Si recordamos la frase inicial de esta historia: “Para que todo sea consumado, para que me
sienta menos solo, me quedaba esperar que el día de mi ejecución hayan muchos espectadores
y que me reciban con gritos de odio”, la frase de Meursault al final del libro refleja que su
soledad, su extrañeza, solo estaría acorde con la situación si todos los miran con odio, pues
esto lo alejaría de ellos, lo pondría en subplano de la vida humana en la que él se siente a
gusto. No es que la vida humana le sea totalmente reprochable, es solo que ha elegido vivir así
y alguna muestra de empatía provocaría una respuesta igual en sus ojos y su rostro. Cuando
Sandra miro con empatía a Calisto, este no pudo si no sentir pena consigo mismo y empatía
por Sandra. Lo que deseaba era poder llegar a odiarla.
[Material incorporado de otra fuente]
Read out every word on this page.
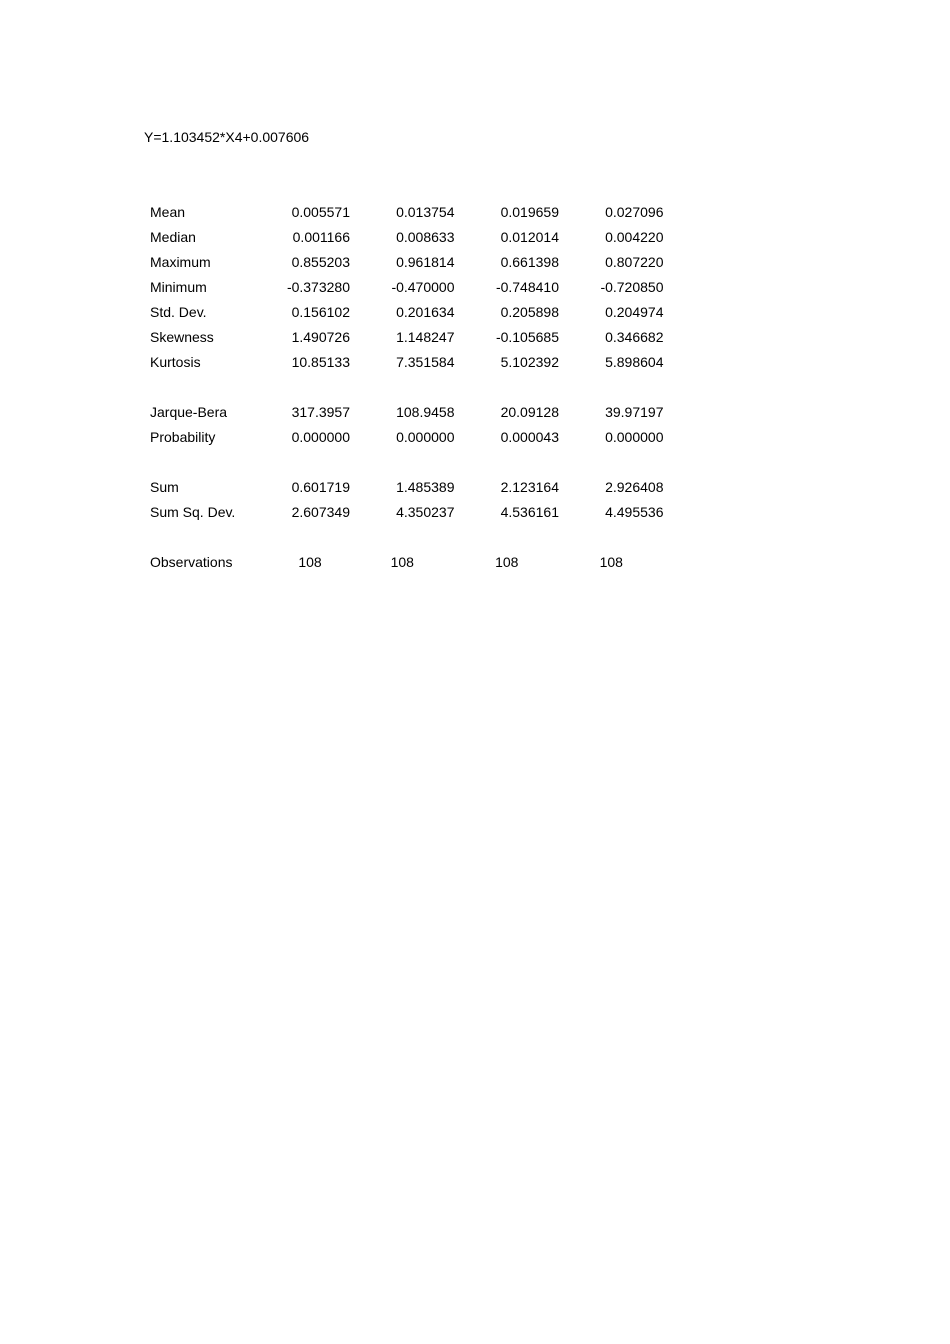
Y=1.103452*X4+0.007606
Mean	0.005571	0.013754	0.019659	0.027096
Median	0.001166	0.008633	0.012014	0.004220
Maximum	0.855203	0.961814	0.661398	0.807220
Minimum	-0.373280	-0.470000	-0.748410	-0.720850
Std. Dev.	0.156102	0.201634	0.205898	0.204974
Skewness	1.490726	1.148247	-0.105685	0.346682
Kurtosis	10.85133	7.351584	5.102392	5.898604

Jarque-Bera	317.3957	108.9458	20.09128	39.97197
Probability	0.000000	0.000000	0.000043	0.000000

Sum	0.601719	1.485389	2.123164	2.926408
Sum Sq. Dev.	2.607349	4.350237	4.536161	4.495536

Observations	108	108	108	108
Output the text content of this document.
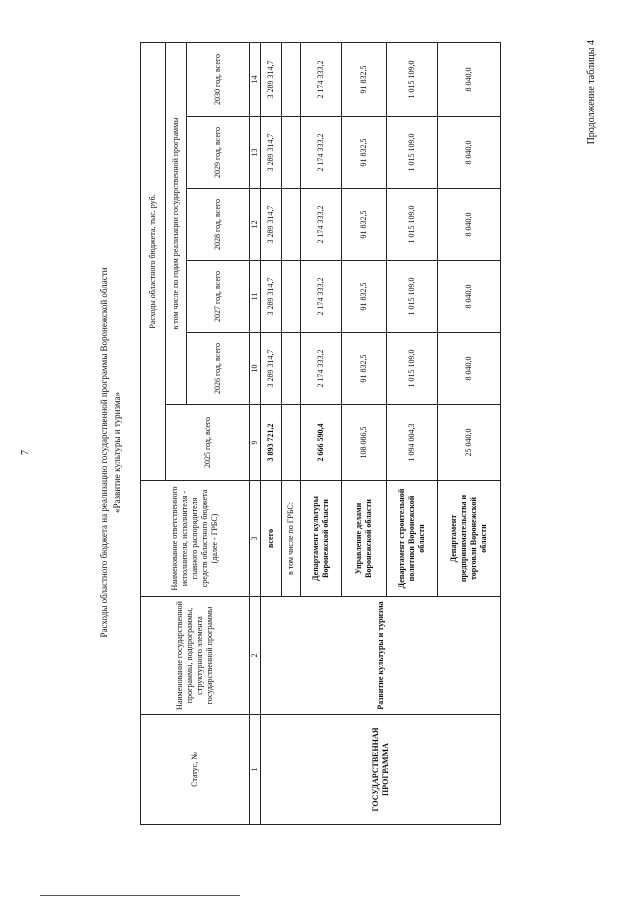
7
Продолжение таблицы 4
Расходы областного бюджета на реализацию государственной программы Воронежской области «Развитие культуры и туризма»
Статус, №	Наименование государственной программы, подпрограммы, структурного элемента государственной программы	Наименование ответственного исполнителя, исполнителя - главного распорядителя средств областного бюджета (далее - ГРБС)	Расходы областного бюджета, тыс. руб.					
			2025 год, всего	в том числе по годам реализации государственной программы				
				2026 год, всего	2027 год, всего	2028 год, всего	2029 год, всего	2030 год, всего
1	2	3	9	10	11	12	13	14
ГОСУДАРСТВЕННАЯ ПРОГРАММА	Развитие культуры и туризма	всего	3 893 721,2	3 289 314,7	3 289 314,7	3 289 314,7	3 289 314,7	3 289 314,7
		в том числе по ГРБС:						
		Департамент культуры Воронежской области	2 666 590,4	2 174 333,2	2 174 333,2	2 174 333,2	2 174 333,2	2 174 333,2
		Управление делами Воронежской области	108 086,5	91 832,5	91 832,5	91 832,5	91 832,5	91 832,5
		Департамент строительной политики Воронежской области	1 094 004,3	1 015 109,0	1 015 109,0	1 015 109,0	1 015 109,0	1 015 109,0
		Департамент предпринимательства и торговли Воронежской области	25 040,0	8 040,0	8 040,0	8 040,0	8 040,0	8 040,0
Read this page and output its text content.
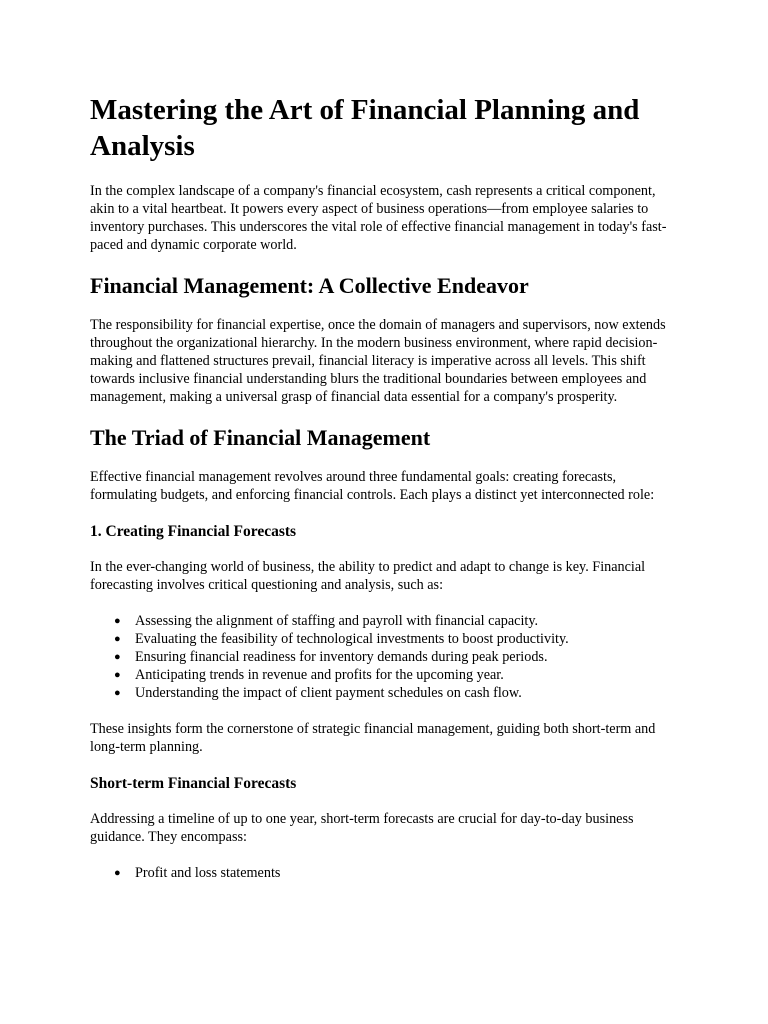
Mastering the Art of Financial Planning and Analysis

In the complex landscape of a company's financial ecosystem, cash represents a critical component, akin to a vital heartbeat. It powers every aspect of business operations—from employee salaries to inventory purchases. This underscores the vital role of effective financial management in today's fast-paced and dynamic corporate world.

Financial Management: A Collective Endeavor

The responsibility for financial expertise, once the domain of managers and supervisors, now extends throughout the organizational hierarchy. In the modern business environment, where rapid decision-making and flattened structures prevail, financial literacy is imperative across all levels. This shift towards inclusive financial understanding blurs the traditional boundaries between employees and management, making a universal grasp of financial data essential for a company's prosperity.

The Triad of Financial Management

Effective financial management revolves around three fundamental goals: creating forecasts, formulating budgets, and enforcing financial controls. Each plays a distinct yet interconnected role:

1. Creating Financial Forecasts

In the ever-changing world of business, the ability to predict and adapt to change is key. Financial forecasting involves critical questioning and analysis, such as:

● Assessing the alignment of staffing and payroll with financial capacity.
● Evaluating the feasibility of technological investments to boost productivity.
● Ensuring financial readiness for inventory demands during peak periods.
● Anticipating trends in revenue and profits for the upcoming year.
● Understanding the impact of client payment schedules on cash flow.

These insights form the cornerstone of strategic financial management, guiding both short-term and long-term planning.

Short-term Financial Forecasts

Addressing a timeline of up to one year, short-term forecasts are crucial for day-to-day business guidance. They encompass:

● Profit and loss statements
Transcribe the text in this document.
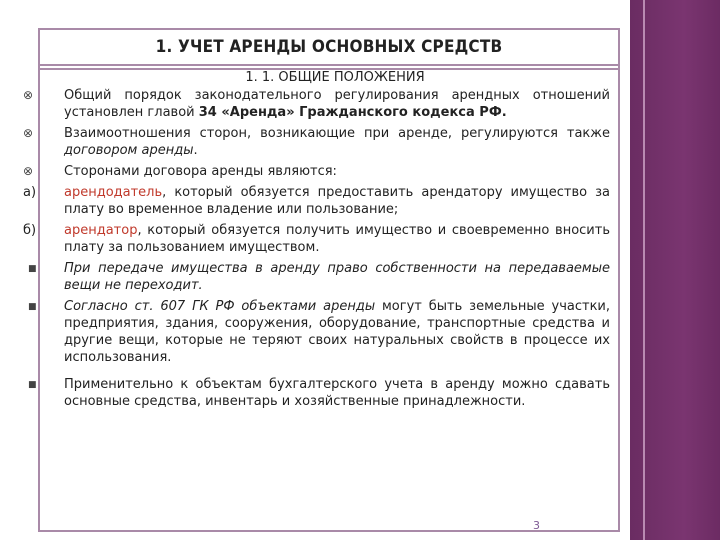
1. УЧЕТ АРЕНДЫ ОСНОВНЫХ СРЕДСТВ
1. 1. ОБЩИЕ ПОЛОЖЕНИЯ
⊗ Общий порядок законодательного регулирования арендных отношений установлен главой 34 «Аренда» Гражданского кодекса РФ.
⊗ Взаимоотношения сторон, возникающие при аренде, регулируются также договором аренды.
⊗ Сторонами договора аренды являются:
а) арендодатель, который обязуется предоставить арендатору имущество за плату во временное владение или пользование;
б) арендатор, который обязуется получить имущество и своевременно вносить плату за пользованием имуществом.
■ При передаче имущества в аренду право собственности на передаваемые вещи не переходит.
■ Согласно ст. 607 ГК РФ объектами аренды могут быть земельные участки, предприятия, здания, сооружения, оборудование, транспортные средства и другие вещи, которые не теряют своих натуральных свойств в процессе их использования.
■ Применительно к объектам бухгалтерского учета в аренду можно сдавать основные средства, инвентарь и хозяйственные принадлежности.
3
Si esto hubiera pasado, digamos, que
Calisto hubiera encontrado odio en vez de empatía, probablemente no estaría al borde del
olvido con su corazón lleno de dolor y amargura. Debido a lo sucedido, esperaba que su
muerte no fuera vista con empatía, al contrario, deseaba lo mismo que Meursault al salir a su
ejecución.

No era del todo cierto que el desamor de Sandra lo llevará al suicidio, ni la perdida de sus
amigos y el constante alejarse de su familia, la razón primordial era su alma que se despedía de
él para morir en solitario. Si no tiene a su alma, su querida compañera, ni el amor de Sandra, ni
el de su familia y amigos, el trabajo agobiante y mal pago que le sumaba peso a su desdicha, la
vida se le tornaba impensable y se alejaba de él a pasos agigantados. Todas estas razones
dieron un golpe fulminante a Calisto que decidió morir. Como sabemos, no quería dejar ni una
carta ni una razón, se marchaba hacia el vagón del olvido como vino al mundo: sin nada y sin
un propósito. Si se le obligaba vivir, a soportar las penurias de una existencia destroza, él elegía
marcharse para siempre. No toleraría un tiempo más en la tierra. Tomo la barandilla y empezó
a escalar por encima de ella. La calle estaba ya llena de automóviles y transeúntes que pasaban
hacia sus trabajos. La amargura de un día nuevo pintaba sus rostros y la suciedad de la calle
aumentaba esta pintura que de título tendría: la desdicha de vivir un día más. Ya no le
preocupaba esta sensación debido a que estaba en la cima pronto a arrojarse. Muchos le
pidieron que se bajara, llamaron a la policía que estaba cerca. Ellos llegaron con prontitud,
pero no lograron hacer nada.

Calisto por fin salto hacia el vacío, con la fe en que se acercaba a la nulidad del ser. Mientras
caía sonreía y dejo escapar un grito de dicha. Fueron pocos segundos hasta el escuchar el ruido
que hace un cuerpo humano al estrellarse a gran velocidad contra el suelo. El ruido se
prolongó un momento y los gritos de la mujeres junto con “Ah, marica, se mató. Pobre alma en
pena, que Dios la tenga en su santa gloria”. Después de decir eso, el transito se reanudó como
de costumbre, las personas fueron a sus trabajos con la historia de que un loco se había
arrojado del viaducto que conecta Dosquebradas con Pereira. Como ya era muy tarde para
sacar la noticia en el diario de la ciudad, al día siguiente, en el encabezado se podían leer estas
palabras: “Hombre con problemas de esquizofrenia y en estado de embriagues, salta del
viaducto debido a que perdió un juego de cartas en el trabajo”.